Lo que ‘El último duelo’ enseña sobre la Edad Media: nobles arruinados, huellas de la peste, mujeres como propiedad
La película de Ridley Scott describe la última vez que se combatió a muerte para dictaminar la culpabilidad o la inocencia de los contendientes, en el invierno de 1387, basándose en el cronista Jean Froissart
El cronista Jean Froissart era un hombre inquieto. Gravitar en torno a la vida cortesana y buscar la protección de los nobles le llevó a mediados del siglo XIV desde una de las prósperas ciudades comerciales de Flandes a cruzar por primera vez el Canal de la Mancha, aprovechando una de las muchas treguas que salpicaron la contienda entre los reinos de Francia e Inglaterra, cada uno con sus cambiantes aliados, que se conoce —aunque solo desde el siglo XIX— como la Guerra de los Cien Años. Desde entonces, atravesó reinos y condados, sirvió a grandes señores, quizás conoció a Petrarca y Chaucer.
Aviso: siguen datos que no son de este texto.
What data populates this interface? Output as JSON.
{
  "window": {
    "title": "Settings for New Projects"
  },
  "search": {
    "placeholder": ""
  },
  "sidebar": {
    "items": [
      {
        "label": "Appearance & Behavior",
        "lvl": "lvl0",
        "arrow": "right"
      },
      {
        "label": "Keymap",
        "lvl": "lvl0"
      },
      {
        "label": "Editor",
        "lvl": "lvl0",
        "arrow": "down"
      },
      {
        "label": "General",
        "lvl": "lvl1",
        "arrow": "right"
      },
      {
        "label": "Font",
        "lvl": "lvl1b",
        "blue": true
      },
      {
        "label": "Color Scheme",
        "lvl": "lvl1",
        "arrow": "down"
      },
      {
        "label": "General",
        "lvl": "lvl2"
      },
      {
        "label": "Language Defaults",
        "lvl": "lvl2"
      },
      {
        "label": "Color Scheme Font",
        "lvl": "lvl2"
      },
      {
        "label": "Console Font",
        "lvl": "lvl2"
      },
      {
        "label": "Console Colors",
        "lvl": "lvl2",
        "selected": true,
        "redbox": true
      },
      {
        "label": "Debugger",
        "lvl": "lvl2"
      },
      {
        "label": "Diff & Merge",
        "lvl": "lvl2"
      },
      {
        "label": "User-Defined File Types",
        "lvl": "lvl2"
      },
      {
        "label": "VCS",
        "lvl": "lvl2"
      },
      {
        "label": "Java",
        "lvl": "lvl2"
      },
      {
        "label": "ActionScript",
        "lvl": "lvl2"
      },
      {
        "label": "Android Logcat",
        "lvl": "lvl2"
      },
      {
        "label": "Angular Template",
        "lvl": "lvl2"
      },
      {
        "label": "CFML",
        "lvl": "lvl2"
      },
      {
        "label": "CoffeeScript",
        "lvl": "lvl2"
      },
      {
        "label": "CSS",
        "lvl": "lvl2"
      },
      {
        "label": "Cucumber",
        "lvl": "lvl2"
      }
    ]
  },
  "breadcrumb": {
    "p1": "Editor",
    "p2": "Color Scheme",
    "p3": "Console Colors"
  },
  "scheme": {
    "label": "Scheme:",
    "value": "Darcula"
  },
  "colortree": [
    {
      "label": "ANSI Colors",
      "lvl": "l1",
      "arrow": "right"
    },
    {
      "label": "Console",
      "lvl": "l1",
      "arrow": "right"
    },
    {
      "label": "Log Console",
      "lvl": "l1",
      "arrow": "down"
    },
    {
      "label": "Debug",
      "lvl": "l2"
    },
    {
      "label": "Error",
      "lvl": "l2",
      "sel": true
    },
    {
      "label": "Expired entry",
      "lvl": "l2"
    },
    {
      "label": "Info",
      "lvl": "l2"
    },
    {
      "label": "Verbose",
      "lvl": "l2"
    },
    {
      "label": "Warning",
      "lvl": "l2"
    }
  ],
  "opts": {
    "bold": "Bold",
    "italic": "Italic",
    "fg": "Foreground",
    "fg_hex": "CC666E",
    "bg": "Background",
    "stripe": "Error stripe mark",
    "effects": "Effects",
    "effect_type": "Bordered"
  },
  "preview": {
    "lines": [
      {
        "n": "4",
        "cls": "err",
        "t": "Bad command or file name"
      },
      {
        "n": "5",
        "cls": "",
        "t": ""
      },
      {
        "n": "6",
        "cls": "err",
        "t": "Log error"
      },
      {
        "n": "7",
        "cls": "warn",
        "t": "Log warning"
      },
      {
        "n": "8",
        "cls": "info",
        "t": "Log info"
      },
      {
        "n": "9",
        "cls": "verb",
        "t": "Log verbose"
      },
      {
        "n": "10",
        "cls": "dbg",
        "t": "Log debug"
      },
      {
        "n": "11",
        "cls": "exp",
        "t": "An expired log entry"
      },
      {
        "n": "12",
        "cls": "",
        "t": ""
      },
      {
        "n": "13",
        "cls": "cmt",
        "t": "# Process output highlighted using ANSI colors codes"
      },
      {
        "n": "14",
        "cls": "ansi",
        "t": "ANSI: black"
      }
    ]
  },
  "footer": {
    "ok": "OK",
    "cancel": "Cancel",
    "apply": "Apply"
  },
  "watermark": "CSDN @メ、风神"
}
Como otros muchos, como el Jacques Le Gris de El último duelo, la última película de Ridley Scott, Froissart había tomado los hábitos sagrados y recibido una formación de clérigo y una parroquia con sus correspondientes ingresos. El Estado clerical con frecuencia no pasaba de eso: formación letrada, rentas y algunos privilegios que permitían medrar en los ambientes nobiliarios y protegerse de peligros y conflictos.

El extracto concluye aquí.